The tragedy is compounded by the fact that for the greater part of her existence, Erin lived a fulfilled and happy life until she descended into the spiral of addiction.

Brenda and the wider family did everything they could to save Erin, but unfortunately it was to no avail.

They tried every resource available to help Erin escape from the horrible pit that totally entrapped her life.

Erin was taken to AA, which has a very good record of rehabilitation, but this also failed.

During the last period of her life Erin was admitted to hospital 25 times within 12 months. That statistic is startling, but despite all this treatment, Erin slipped away.

Her story is a graphic and personal illustration of the ravages caused by addiction.

Brenda makes the strong point that there is still a stigma attached to drug addiction, and that the long illness and death of people through cancer or another terminal illness are viewed very differently.

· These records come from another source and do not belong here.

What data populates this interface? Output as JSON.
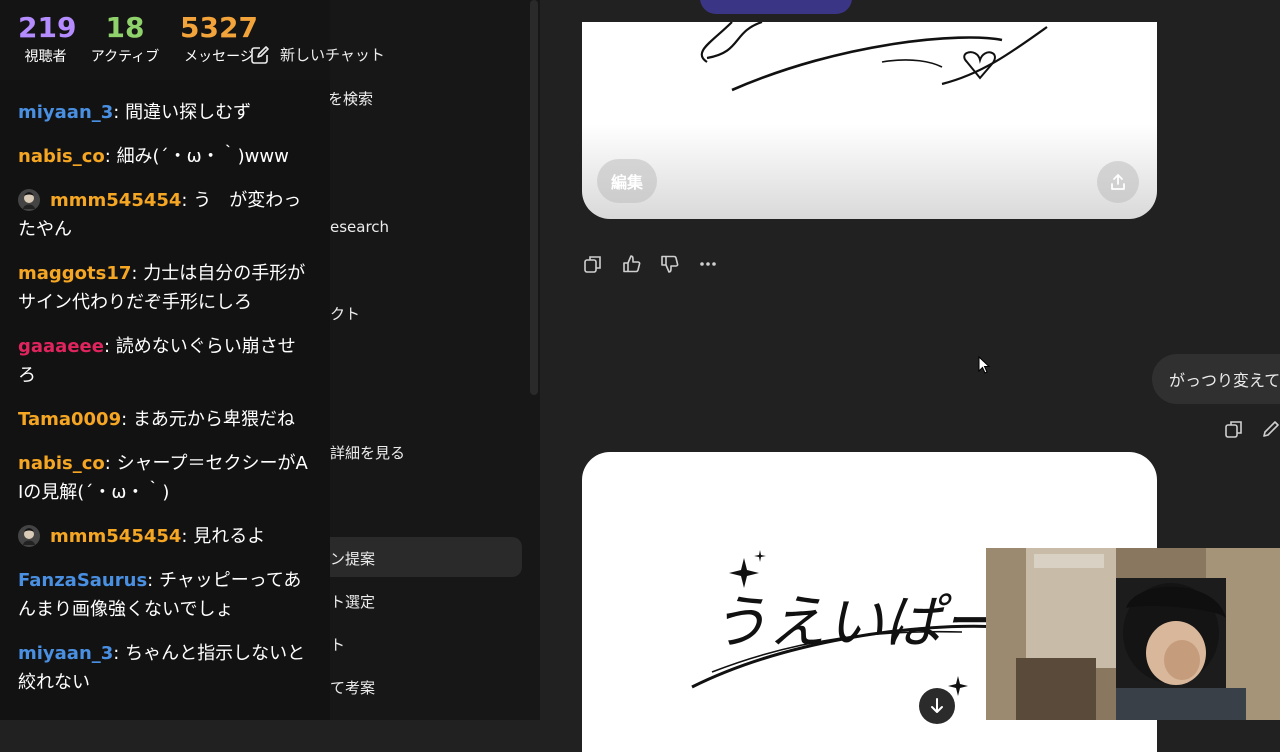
{
  "stream": {
    "stats": [
      {
        "value": "219",
        "label": "視聴者",
        "color": "#b58cff"
      },
      {
        "value": "18",
        "label": "アクティブ",
        "color": "#8fd16a"
      },
      {
        "value": "5327",
        "label": "メッセージ",
        "color": "#f2a33a"
      }
    ],
    "messages": [
      {
        "user": "miyaan_3",
        "color": "#4a90e2",
        "badge": false,
        "text": "間違い探しむず"
      },
      {
        "user": "nabis_co",
        "color": "#f5a623",
        "badge": false,
        "text": "細み(´・ω・｀)www"
      },
      {
        "user": "mmm545454",
        "color": "#f5a623",
        "badge": true,
        "text": "う　が変わったやん"
      },
      {
        "user": "maggots17",
        "color": "#f5a623",
        "badge": false,
        "text": "力士は自分の手形がサイン代わりだぞ手形にしろ"
      },
      {
        "user": "gaaaeee",
        "color": "#e0245e",
        "badge": false,
        "text": "読めないぐらい崩させろ"
      },
      {
        "user": "Tama0009",
        "color": "#f5a623",
        "badge": false,
        "text": "まあ元から卑猥だね"
      },
      {
        "user": "nabis_co",
        "color": "#f5a623",
        "badge": false,
        "text": "シャープ＝セクシーがAIの見解(´・ω・｀)"
      },
      {
        "user": "mmm545454",
        "color": "#f5a623",
        "badge": true,
        "text": "見れるよ"
      },
      {
        "user": "FanzaSaurus",
        "color": "#4a90e2",
        "badge": false,
        "text": "チャッピーってあんまり画像強くないでしょ"
      },
      {
        "user": "miyaan_3",
        "color": "#4a90e2",
        "badge": false,
        "text": "ちゃんと指示しないと絞れない"
      }
    ]
  },
  "sidebar": {
    "new_chat_label": "新しいチャット",
    "items": [
      {
        "label": "を検索"
      },
      {
        "label": "esearch"
      },
      {
        "label": "クト"
      },
      {
        "label": "詳細を見る"
      },
      {
        "label": "ン提案"
      },
      {
        "label": "ト選定"
      },
      {
        "label": "ト"
      },
      {
        "label": "て考案"
      }
    ]
  },
  "main": {
    "edit_label": "編集",
    "user_message": "がっつり変えて",
    "image_text_2": "うえいぱー高橋"
  }
}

Clearly there is a need at the highest level for a hard look at the funds being channelled to help people in the grip of life-threatening and ultimately terminal addiction.

There are calls on the resources at Stormont for many other important causes, but the widespread devastation caused by addiction needs to be given a much higher profile, and more support is needed from the Government and other sources.

Brenda Shankey has shown commendable courage in drawing our attention to this appalling state of affairs, and we must do all we can in order to provide a helping hand.